Música
10.10.2021
Yves Montand: o charme de um saltimbanco centenário
Em meados de 1981,Yves Montand voltou a cantar depois de treze anos longe do palco.
O cabelo mais branco e mais raro, as rugas denunciavam os 60 anos que tinha então. Mas a voz era a mesma quando entoou um arrepiante “Les feuilles mortes” (no link abaixo), e o vigor era idêntico ao bater os pés firmes no sapateado de “Luna Park”. Foi uma apoteose a temporada que ele fez no Olympia em Paris, naquele ano. Duzentos mil privilegiados tiveram a sorte de conseguir um ingresso para vê-lo. Meu marido e eu entre eles. E, ao nosso lado, um grupo de embasbacados japoneses que tinham vindo de charter especialmente para passar “an evening with mr. Montand”.
Pois foi esse show de hora e meia que Montand, em 1982, apresentou numa turnê mundial. Da qual o Brasil foi a primeira escala. Ele tinha conhecido o Rio na Copa de 50 mas se negava a ir ao Brasil desde o golpe militar de 64. Em 82, com a redemocratização, achou que era a hora. Apresentou-se em São Paulo, deu uma esticada a Brasília, mas o grande show foi no Maracanãnzinho, em agosto de 82.

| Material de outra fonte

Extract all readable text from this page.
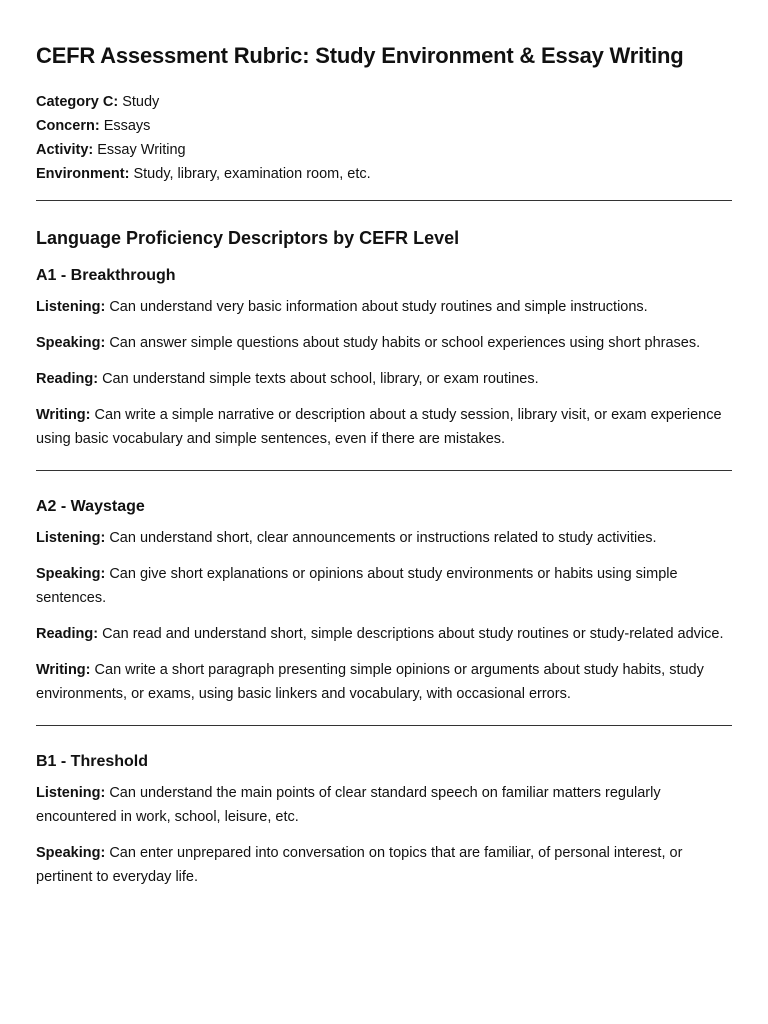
CEFR Assessment Rubric: Study Environment & Essay Writing

Category C: Study

Concern: Essays

Activity: Essay Writing

Environment: Study, library, examination room, etc.

Language Proficiency Descriptors by CEFR Level
A1 - Breakthrough

Listening: Can understand very basic information about study routines and simple instructions.

Speaking: Can answer simple questions about study habits or school experiences using short phrases.

Reading: Can understand simple texts about school, library, or exam routines.

Writing: Can write a simple narrative or description about a study session, library visit, or exam experience using basic vocabulary and simple sentences, even if there are mistakes.

A2 - Waystage

Listening: Can understand short, clear announcements or instructions related to study activities.

Speaking: Can give short explanations or opinions about study environments or habits using simple sentences.

Reading: Can read and understand short, simple descriptions about study routines or study-related advice.

Writing: Can write a short paragraph presenting simple opinions or arguments about study habits, study environments, or exams, using basic linkers and vocabulary, with occasional errors.

B1 - Threshold

Listening: Can understand the main points of clear standard speech on familiar matters regularly encountered in work, school, leisure, etc.

Speaking: Can enter unprepared into conversation on topics that are familiar, of personal interest, or pertinent to everyday life.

Esse filho de imigrantes italianos que chegou a Marseille aos 2 anos encantava ao cantar, é claro, mas também ao contar. Contava, com um charme irresistível, que quando optou pela vida de artista jurou ao pai que nunca se apresentaria de camisa preta, pois ela lembrava os camisas-negras de Mussolini, e muito menos de branco, que era, francamente, a cor dos gigolôs (tudo isso foi por água abaixo no final da guerra e com a derrota do fascismo). Depois, relembrava a adolescência numa fábrica, onde empacotava macarrão, num salão de cabeleireiro, e depois como estivador. Foi quando começou a imitar os grandes artistas da sua época. E, já em Paris, a se apaixonar por mulheres maravilhosas, como Edith Piaf ou, mais tarde, Simone Signoret. Montand era múltiplo: cantou muito, imitou, fez cinema (com Georges Cukor, com Costa-Gavras, Alain Renais), foi estalinista “por generosidade e cegueira”, como disse certa vez, enriqueceu, deu-se ao luxo de só viajar de primeira classe, e gastou fortunas em mesas de pôquer. Mas ele gostava mesmo de se definir como um saltimbanco — uma raça em extinção, dizia, que explorava a dança, o sapateado e a interpretação. Hoje me lembrei de tudo isso quando vi que se comemora esta semana seu centenário de nascimento.